Antaike predicted China’s national refined aluminium output in 2017 to hit 36 million tonnes, up 10.3% year-on-year. The agency forecast China’s aluminium supply and demand to be in balance in 2017, with a surplus of 230,000 tonnes for the whole of this year.
Data from China Nonferrous Metals Industry Association showed power costs account for around 40% of production costs at Chinese aluminium smelters, and range from Yuan 0.20/kWh to Yuan 0.35/kWh (3 – 5.3 USc/KWh) across various production zones, with those having been given preferential rates enjoying cheaper costs.
Reuters poll – prices up
The latest Reuters base metals poll, conducted during the first half of July and published before the latest production cuts in China and aluminium price growth, showed that the majority of analysts expect aluminium prices to average around US$ 1900/tonne and above in 2017 and 2018. Thus the mean (average) forecast price by 29 analysts for 2017 was US$ 1891 / tonne, the lowest US$ 1786 /tonne, while the highest US$ 1955/tonne. As for 2018 the average forecast price is US$ 1896/tonne, the lowest US$ 1675.5/tonne and the highest US$ 2175/tonne, pointing to wide divisions in analysts’ views.

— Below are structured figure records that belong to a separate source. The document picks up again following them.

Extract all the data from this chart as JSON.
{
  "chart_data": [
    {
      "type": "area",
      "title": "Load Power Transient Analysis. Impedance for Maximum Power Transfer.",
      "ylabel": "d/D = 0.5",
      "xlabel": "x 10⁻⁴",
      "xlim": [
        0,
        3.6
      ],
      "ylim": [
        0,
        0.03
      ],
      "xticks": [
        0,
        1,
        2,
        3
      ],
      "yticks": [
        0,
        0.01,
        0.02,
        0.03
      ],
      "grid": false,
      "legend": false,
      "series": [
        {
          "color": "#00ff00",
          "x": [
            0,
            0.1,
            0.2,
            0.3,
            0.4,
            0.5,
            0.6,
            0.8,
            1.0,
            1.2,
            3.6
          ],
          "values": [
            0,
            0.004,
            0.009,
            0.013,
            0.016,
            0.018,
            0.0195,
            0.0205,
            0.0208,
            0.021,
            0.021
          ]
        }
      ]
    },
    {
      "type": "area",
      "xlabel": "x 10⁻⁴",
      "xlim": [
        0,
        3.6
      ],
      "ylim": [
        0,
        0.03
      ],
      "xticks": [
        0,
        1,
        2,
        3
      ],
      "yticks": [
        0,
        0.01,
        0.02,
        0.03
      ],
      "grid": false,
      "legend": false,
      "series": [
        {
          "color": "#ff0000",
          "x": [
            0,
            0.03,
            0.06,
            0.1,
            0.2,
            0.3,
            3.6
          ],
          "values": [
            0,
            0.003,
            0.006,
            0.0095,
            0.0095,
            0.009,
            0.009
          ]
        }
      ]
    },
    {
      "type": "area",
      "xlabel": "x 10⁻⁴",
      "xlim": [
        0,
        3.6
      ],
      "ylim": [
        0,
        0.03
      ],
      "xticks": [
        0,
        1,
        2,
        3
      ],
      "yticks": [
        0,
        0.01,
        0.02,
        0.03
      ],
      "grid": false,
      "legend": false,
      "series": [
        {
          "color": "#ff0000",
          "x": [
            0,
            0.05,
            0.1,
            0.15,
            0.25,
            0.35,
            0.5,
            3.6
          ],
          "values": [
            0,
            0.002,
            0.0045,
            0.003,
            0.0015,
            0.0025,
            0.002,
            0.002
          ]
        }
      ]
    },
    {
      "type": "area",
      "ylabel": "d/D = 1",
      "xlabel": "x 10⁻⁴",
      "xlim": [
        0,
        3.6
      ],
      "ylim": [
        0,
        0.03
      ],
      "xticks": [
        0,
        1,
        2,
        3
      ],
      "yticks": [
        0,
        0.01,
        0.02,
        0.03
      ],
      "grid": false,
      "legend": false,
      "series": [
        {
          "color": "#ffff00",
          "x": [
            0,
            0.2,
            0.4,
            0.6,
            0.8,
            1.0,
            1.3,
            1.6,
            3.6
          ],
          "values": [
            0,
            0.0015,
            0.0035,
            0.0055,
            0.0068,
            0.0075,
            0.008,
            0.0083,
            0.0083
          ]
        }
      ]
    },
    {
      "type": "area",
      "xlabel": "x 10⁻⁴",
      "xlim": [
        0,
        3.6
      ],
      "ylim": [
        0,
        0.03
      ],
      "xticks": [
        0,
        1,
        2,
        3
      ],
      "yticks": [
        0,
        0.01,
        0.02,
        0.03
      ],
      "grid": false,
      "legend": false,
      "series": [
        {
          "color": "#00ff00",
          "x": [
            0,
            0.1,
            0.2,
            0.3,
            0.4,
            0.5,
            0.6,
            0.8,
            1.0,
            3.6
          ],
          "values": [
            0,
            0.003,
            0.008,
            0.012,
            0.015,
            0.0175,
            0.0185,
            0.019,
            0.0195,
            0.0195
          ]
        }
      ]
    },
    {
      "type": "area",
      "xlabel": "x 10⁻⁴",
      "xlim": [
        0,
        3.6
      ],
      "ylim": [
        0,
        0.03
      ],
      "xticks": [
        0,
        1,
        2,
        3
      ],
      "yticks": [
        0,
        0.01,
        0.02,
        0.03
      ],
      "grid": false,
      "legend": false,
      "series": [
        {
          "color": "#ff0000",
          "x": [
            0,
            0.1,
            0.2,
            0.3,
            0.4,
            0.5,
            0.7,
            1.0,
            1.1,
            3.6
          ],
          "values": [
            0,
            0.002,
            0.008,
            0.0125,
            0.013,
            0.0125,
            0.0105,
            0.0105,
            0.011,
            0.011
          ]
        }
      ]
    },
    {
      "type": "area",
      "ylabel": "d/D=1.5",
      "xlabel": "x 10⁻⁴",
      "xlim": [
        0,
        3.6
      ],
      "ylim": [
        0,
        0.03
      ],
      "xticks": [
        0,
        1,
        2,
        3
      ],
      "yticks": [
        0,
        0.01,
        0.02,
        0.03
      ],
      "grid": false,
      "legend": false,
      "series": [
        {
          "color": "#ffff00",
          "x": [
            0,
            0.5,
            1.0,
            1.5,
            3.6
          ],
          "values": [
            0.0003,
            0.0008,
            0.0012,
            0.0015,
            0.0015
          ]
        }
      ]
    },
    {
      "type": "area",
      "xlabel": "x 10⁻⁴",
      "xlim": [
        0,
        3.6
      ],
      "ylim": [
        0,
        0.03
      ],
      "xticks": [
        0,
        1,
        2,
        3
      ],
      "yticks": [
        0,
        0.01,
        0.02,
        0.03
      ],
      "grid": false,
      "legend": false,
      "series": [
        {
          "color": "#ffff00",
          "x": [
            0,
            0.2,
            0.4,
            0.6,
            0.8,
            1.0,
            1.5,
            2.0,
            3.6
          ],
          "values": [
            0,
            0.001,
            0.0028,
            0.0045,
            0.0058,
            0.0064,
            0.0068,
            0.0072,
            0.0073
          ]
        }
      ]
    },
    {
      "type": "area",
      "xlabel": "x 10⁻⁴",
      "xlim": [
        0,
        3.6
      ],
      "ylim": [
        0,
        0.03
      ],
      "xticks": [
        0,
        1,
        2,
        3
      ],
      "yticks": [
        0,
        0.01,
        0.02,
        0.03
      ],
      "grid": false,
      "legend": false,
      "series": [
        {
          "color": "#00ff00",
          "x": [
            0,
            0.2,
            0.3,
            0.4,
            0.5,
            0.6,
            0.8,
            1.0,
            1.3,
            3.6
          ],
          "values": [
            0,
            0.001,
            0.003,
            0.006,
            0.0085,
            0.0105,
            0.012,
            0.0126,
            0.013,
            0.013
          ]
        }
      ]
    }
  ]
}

While in the previous poll analysts slashed their estimates of a surplus by 74 %, they have now increased them by 52 % – to 125,000 tonnes. They have also cut an expected deficit next year by more than half to 87,000 tonnes from 200,000 in the previous poll. “We would expect some old capacity to be shut but would think implementing all suspensions in the near term would be difficult to achieve without a more phased and gradual medium-term plan,” said Stephen Walker, head of global mining research at RBC Capital Markets.
Analysts see supply issues largely factored into the price, with the LME cash price expected to average US$ 1918 /tonne in the fourth quarter.
What to expect
It seems China is quite serious this time in its fight against air pollution and environmental inspections, and production curtailments will continue in the following months, at least until air quality significantly improves. China is also dead set on bringing order to the aluminium industry and eliminate unlicensed production capacity. It would not be an exaggeration to claim that the cuts will revolutionise China’s industry this winter, compared to the way it worked like in the past.
Still, the big question is: what comes next? What will happen after the winter months, and the March 15 deadline. It’s realistic to expect that aluminium, steel, cement etc. producers will try to compensate for four months of cuts with increased production in the rest of the year. And the final result may be that the timeframe for emissions and smog will simply shift.
China’s industrial production, profits, employment and overall economy will weaken during the four month winter period, which together with rising production in the second and third quarter of 2018 will inevitably result in market surpluses and the fall of aluminium and other metal prices.
As a result, this moment is especially important for aluminium producers to plan production and protect sales prices for the next year, by selling in advance at a fixed price or by hedging procedures. A smart move taken at the right time would spare producers from LME price fluctuations and risks associated with potential lower prices in 2018. Who succeeds to sell most of their production for the next year at favourable prices will undoubtedly be the winner. The only unknown variable? Deciding when to sell.